Галина Васильевна открыла тетрадь наобум и стала читать вслух: "2 мая 1955 года. Ездил к Вале, что работает на фабрике ткачихой. Она была дома одна. После бутылки вина целовались, лежа в кровати, тесно прижавшись, друг к другу. Она так распалилась, что готова была ко всему, но я знал, что не женюсь на ней: не настолько люблю ее, чтоб жениться, и не имею права посягать на ее честь. Тем более, что, по ее словам, она еще никого не знала. Я встал и сказал: Валя, мне пора.
- Куда ты так торопишься?
- Валя, я не отвечаю за себя и ты, похоже, за себя не отвечаешь, мы можем сотворить то, о чем будем очень долго жалеть оба, особенно ты. Поняла? Я пошел, мне скоро на дежурство".
- Благородный молодой человек, нет, настоящий рыцарь, ты не находишь, мой котик? Ты смог бы так поступить? Ну, скажи, смог бы?
- Не знаю, - ответил Фролов, - может быть, но скорее, нет.
- Вот видишь? И этого парня вы хотите посадить?
- Я не знаю...
- Если таких, как этот солдатик, сажать, с кем вы тогда останетесь? Берии, слава Богу, нет, пора заканчивать с лозунгом: сажать, сажать и еще раз сажать.
- Да я что, я ничего. Я не рвусь именно посадить его.
- Тогда что же? Кто хочет крови? кто хочет растоптать цветок?

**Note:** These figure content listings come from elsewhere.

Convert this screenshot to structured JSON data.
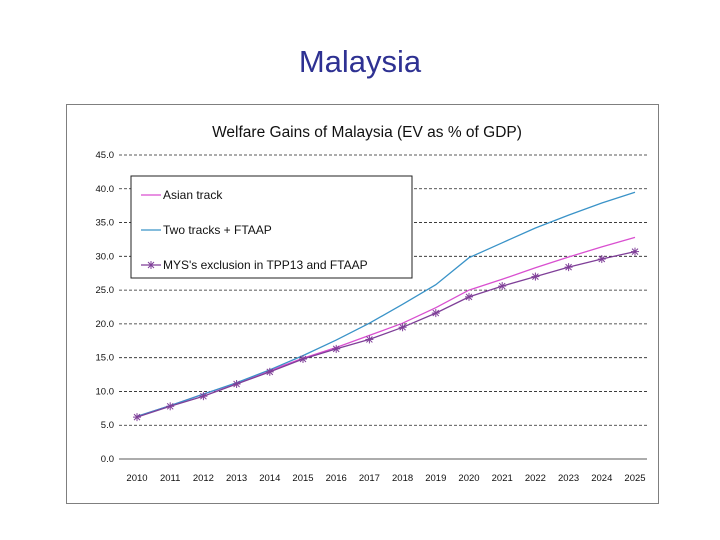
{
  "slide": {
    "title": "Malaysia"
  },
  "chart_data": {
    "type": "line",
    "title": "Welfare Gains of Malaysia (EV as % of GDP)",
    "xlabel": "",
    "ylabel": "",
    "x": [
      2010,
      2011,
      2012,
      2013,
      2014,
      2015,
      2016,
      2017,
      2018,
      2019,
      2020,
      2021,
      2022,
      2023,
      2024,
      2025
    ],
    "ylim": [
      0,
      45
    ],
    "yticks": [
      "0.0",
      "5.0",
      "10.0",
      "15.0",
      "20.0",
      "25.0",
      "30.0",
      "35.0",
      "40.0",
      "45.0"
    ],
    "grid": "horizontal dashed",
    "legend_position": "top-left",
    "series": [
      {
        "name": "Asian track",
        "color": "#d94fd0",
        "marker": "none",
        "values": [
          6.3,
          7.9,
          9.6,
          11.2,
          13.1,
          14.9,
          16.5,
          18.3,
          20.1,
          22.4,
          25.0,
          26.6,
          28.3,
          29.9,
          31.4,
          32.8
        ]
      },
      {
        "name": "Two tracks + FTAAP",
        "color": "#3a93c8",
        "marker": "none",
        "values": [
          6.3,
          7.9,
          9.6,
          11.3,
          13.2,
          15.3,
          17.6,
          20.1,
          22.9,
          25.8,
          29.8,
          32.0,
          34.2,
          36.1,
          37.9,
          39.5
        ]
      },
      {
        "name": "MYS's exclusion in TPP13 and FTAAP",
        "color": "#7f3f98",
        "marker": "asterisk",
        "values": [
          6.2,
          7.8,
          9.3,
          11.1,
          12.9,
          14.8,
          16.3,
          17.7,
          19.5,
          21.6,
          24.0,
          25.6,
          27.0,
          28.4,
          29.6,
          30.7
        ]
      }
    ]
  }
}
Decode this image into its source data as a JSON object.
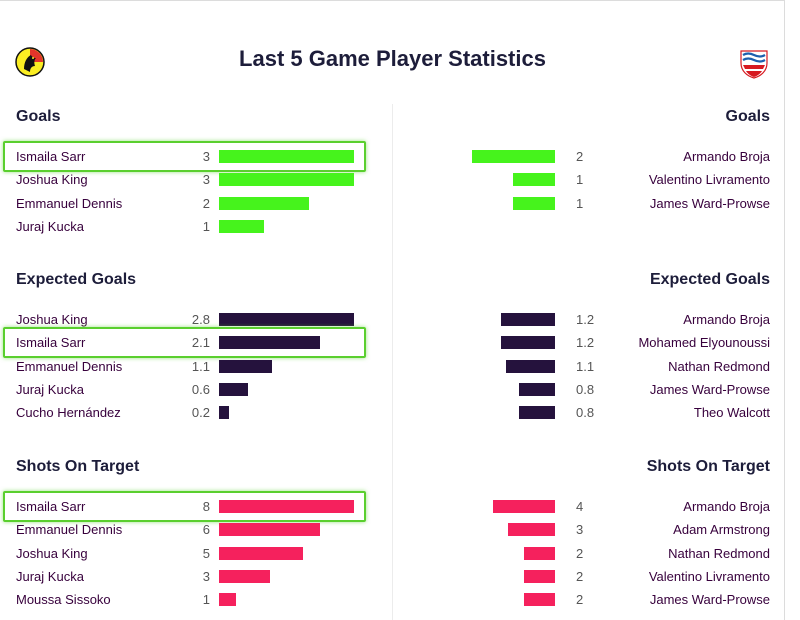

- Этим занимается контрразведка из ведомства Ковалева.
- А ты возьми это дело в свои руки. Ты сам говоришь: здесь идеология.
- А, это мысль.
- Съезди в часть, побеседуй с ним, посмотри на него.
- Это мысль, - повторил Фролов.
- Я тоже хотела бы на него посмотреть.
- Не получится.
- Почему?
- Я очень ревнив, ты знаешь.
- Какой ты смешной. А ты знаешь? так приятно, когда тебя ревнуют. Ревности без любви не бывает.
- Ревность это пережиток капитализма, - сказал Фролов, садясь к столу.
- Чушь, какая.
- К икре полагается водочка, - сказал котик.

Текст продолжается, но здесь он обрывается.